Vor der Invasion veröffentlichten Amerika und Großbritannien Geheimdienstinformationen, die die Welt auf Putins aggressive Absichten aufmerksam machten, obwohl er sie wiederholt bestritt. Wir können die gleiche Technik verwenden, um Dissens zu schüren, indem wir Putins Kriminalität, Korruption und Kleptokratie dem russischen Volk unerbittlich bloßstellen.
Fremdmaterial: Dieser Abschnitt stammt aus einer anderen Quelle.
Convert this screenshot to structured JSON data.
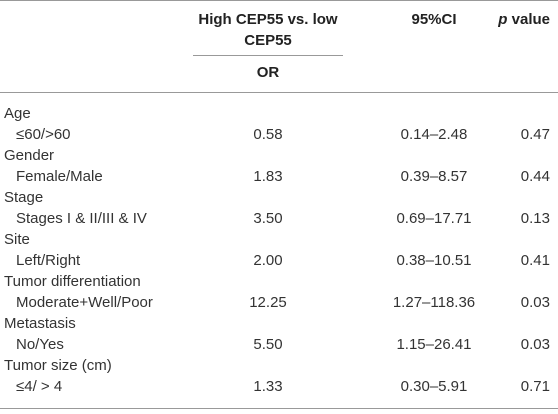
{
  "header": {
    "col_or_line1": "High CEP55 vs. low",
    "col_or_line2": "CEP55",
    "col_or_sub": "OR",
    "col_ci": "95%CI",
    "col_p_italic": "p",
    "col_p_rest": " value"
  },
  "groups": [
    {
      "name": "Age",
      "row": {
        "label": "≤60/>60",
        "or": "0.58",
        "ci": "0.14–2.48",
        "p": "0.47"
      }
    },
    {
      "name": "Gender",
      "row": {
        "label": "Female/Male",
        "or": "1.83",
        "ci": "0.39–8.57",
        "p": "0.44"
      }
    },
    {
      "name": "Stage",
      "row": {
        "label": "Stages I & II/III & IV",
        "or": "3.50",
        "ci": "0.69–17.71",
        "p": "0.13"
      }
    },
    {
      "name": "Site",
      "row": {
        "label": "Left/Right",
        "or": "2.00",
        "ci": "0.38–10.51",
        "p": "0.41"
      }
    },
    {
      "name": "Tumor differentiation",
      "row": {
        "label": "Moderate+Well/Poor",
        "or": "12.25",
        "ci": "1.27–118.36",
        "p": "0.03"
      }
    },
    {
      "name": "Metastasis",
      "row": {
        "label": "No/Yes",
        "or": "5.50",
        "ci": "1.15–26.41",
        "p": "0.03"
      }
    },
    {
      "name": "Tumor size (cm)",
      "row": {
        "label": "≤4/ > 4",
        "or": "1.33",
        "ci": "0.30–5.91",
        "p": "0.71"
      }
    }
  ]
}
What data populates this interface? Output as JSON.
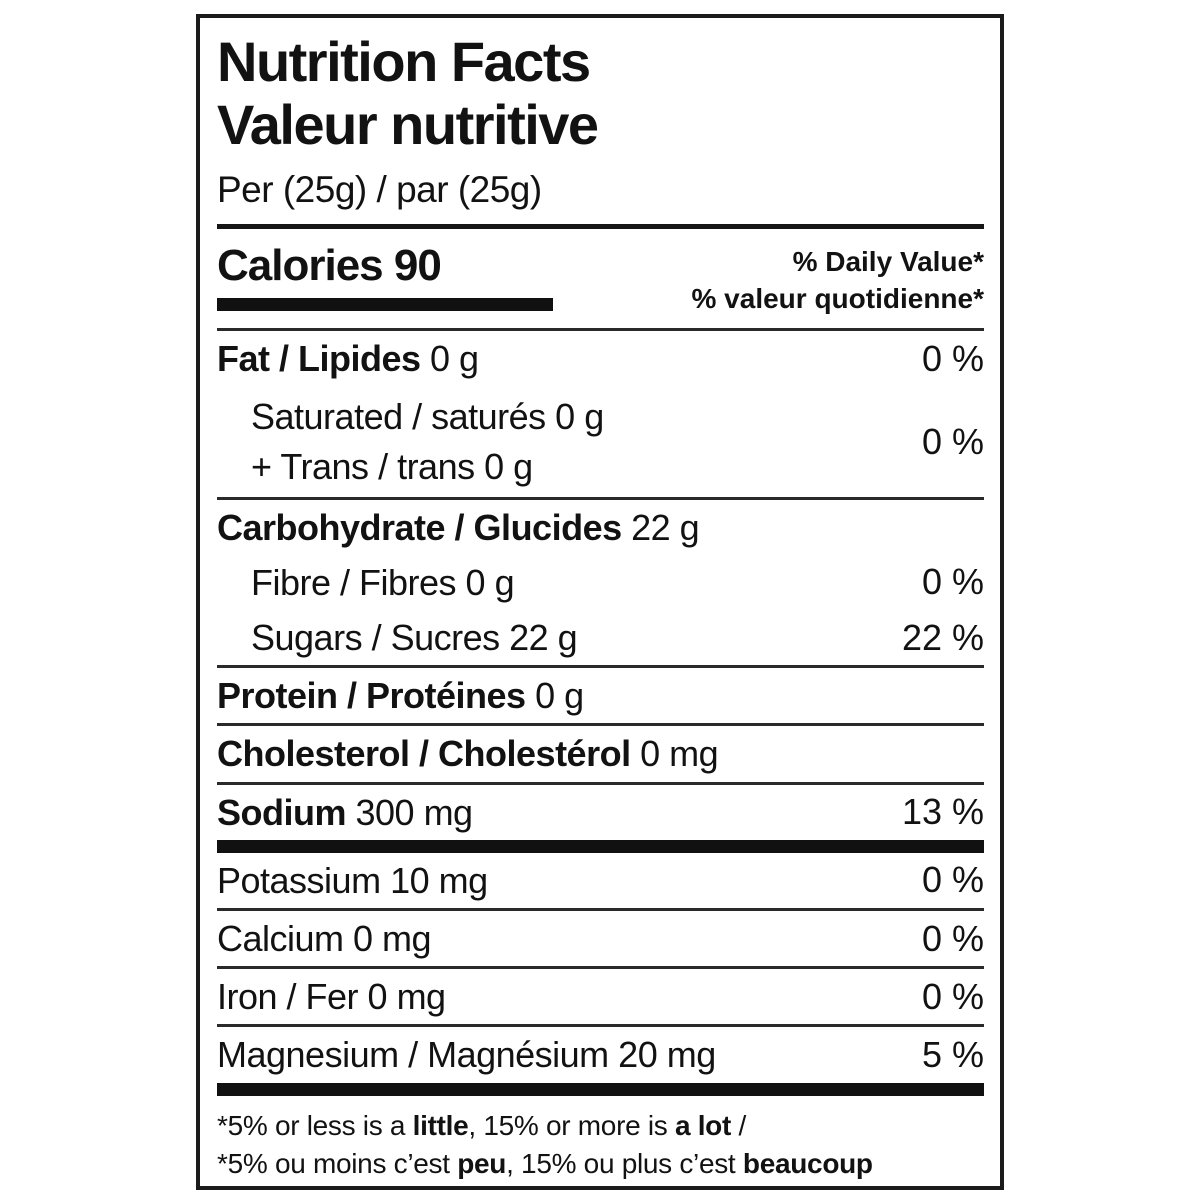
{
  "label": {
    "title_en": "Nutrition Facts",
    "title_fr": "Valeur nutritive",
    "serving": "Per (25g) / par (25g)",
    "calories_label": "Calories",
    "calories_value": "90",
    "daily_value_en": "% Daily Value*",
    "daily_value_fr": "% valeur quotidienne*",
    "rows": [
      {
        "bold": "Fat / Lipides",
        "rest": " 0 g",
        "pct": "0 %"
      },
      {
        "lines": [
          "Saturated / saturés 0 g",
          "+ Trans / trans 0 g"
        ],
        "pct": "0 %"
      },
      {
        "bold": "Carbohydrate / Glucides",
        "rest": " 22 g",
        "pct": ""
      },
      {
        "bold": "",
        "rest": "Fibre / Fibres 0 g",
        "pct": "0 %"
      },
      {
        "bold": "",
        "rest": "Sugars / Sucres 22 g",
        "pct": "22 %"
      },
      {
        "bold": "Protein / Protéines",
        "rest": " 0 g",
        "pct": ""
      },
      {
        "bold": "Cholesterol / Cholestérol",
        "rest": " 0 mg",
        "pct": ""
      },
      {
        "bold": "Sodium",
        "rest": " 300 mg",
        "pct": "13 %"
      },
      {
        "bold": "",
        "rest": "Potassium 10 mg",
        "pct": "0 %"
      },
      {
        "bold": "",
        "rest": "Calcium 0 mg",
        "pct": "0 %"
      },
      {
        "bold": "",
        "rest": "Iron / Fer 0 mg",
        "pct": "0 %"
      },
      {
        "bold": "",
        "rest": "Magnesium / Magnésium 20 mg",
        "pct": "5 %"
      }
    ],
    "footnote_en": {
      "pre": "*5% or less is a ",
      "b1": "little",
      "mid": ", 15% or more is ",
      "b2": "a lot",
      "post": " /"
    },
    "footnote_fr": {
      "pre": "*5% ou moins c’est ",
      "b1": "peu",
      "mid": ", 15% ou plus c’est ",
      "b2": "beaucoup",
      "post": ""
    }
  }
}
Wir können endlose gezielte Wirtschafts- und juristische Kriege gegen russische Oligarchen führen und sie unter Druck setzen, sich gegen Putin zu wenden und eine Palastrevolution durchzuführen.
Unsere Botschaft an das russische Volk sollte von Anfang an klar sein: Wir werden Putins Kriegslust im Europa des 21. Jahrhunderts weder akzeptieren noch zulassen und wir werden dem Land und seinen Führern schaden, bis die Gefahr für uns beseitigt ist. Gleichzeitig sollten wir klarstellen, dass wir in diesem Fall großzügig gegenüber dem russischen Volk sein werden, es herzlich wieder in der regelbasierten Ordnung willkommen heißen und es zu einer größeren Einheit mit Europa und dem Westen ermutigen werden, wenn es dies wünscht.
Wir sollten auch bereit sein, wirtschaftliche Unterstützung anzubieten, einen modernen Marshallplan. So wie unsere Isolierung Russlands kostspielig sein wird, so wird es auch seine Rehabilitierung sein. Selbst solche astronomischen Kosten sind jedoch billiger als die Alternative, sowohl in Dollar als auch in Menschenleben. Der Einsatz könnte nicht höher sein. In den letzten Tagen war Russland das erste Land, das jemals ein Atomkraftwerk angegriffen hat, wodurch eine Kernschmelze und unsägliche menschliche und ökologische Katastrophen riskiert wurden. Währenddessen drohte Putin dem Westen in der vergangenen Woche zweimal mit Atomwaffen.
Wie Israel uns oft betreffend den Iran erinnert: Wenn ein Führer uns mit Vernichtung droht, können wir es uns nicht leisten, zu hoffen, dass er es nicht ernst meint. Hätte sich die Welt in den 1930er Jahren darauf konzentriert, Hitler loszuwerden, anstatt ihn zu beschwichtigen, hätten wir vielleicht nicht den Schrecken eines globalen Krieges gesehen, der 70 Millionen Menschen tötete.
Die Dringlichkeit einer westlichen Botschaft der Stärke geht sogar über Russland hinaus. Chinas Präsident Xi hat größere territoriale Ambitionen als Putin, und sie werden heute auf allen Kontinenten der Welt ausgetragen. Xis Ukraine ist Taiwan, und es kann sein, dass die Heimsuchung durch eine Katastrophe bei Russlands Diktator seinen Freund in Peking abschrecken wird.
Colonel Richard Kemp ist ein ehemaliger Kommandeur der britischen Armee. Er war auch Leiter des Teams für internationalen Terrorismus im Kabinettsbüro Großbritanniens und ist heute Autor und Redner für internationale und militärische Angelegenheiten. Er ist Fellow der Jack Roth Charitable Foundation am Gatestone Institute.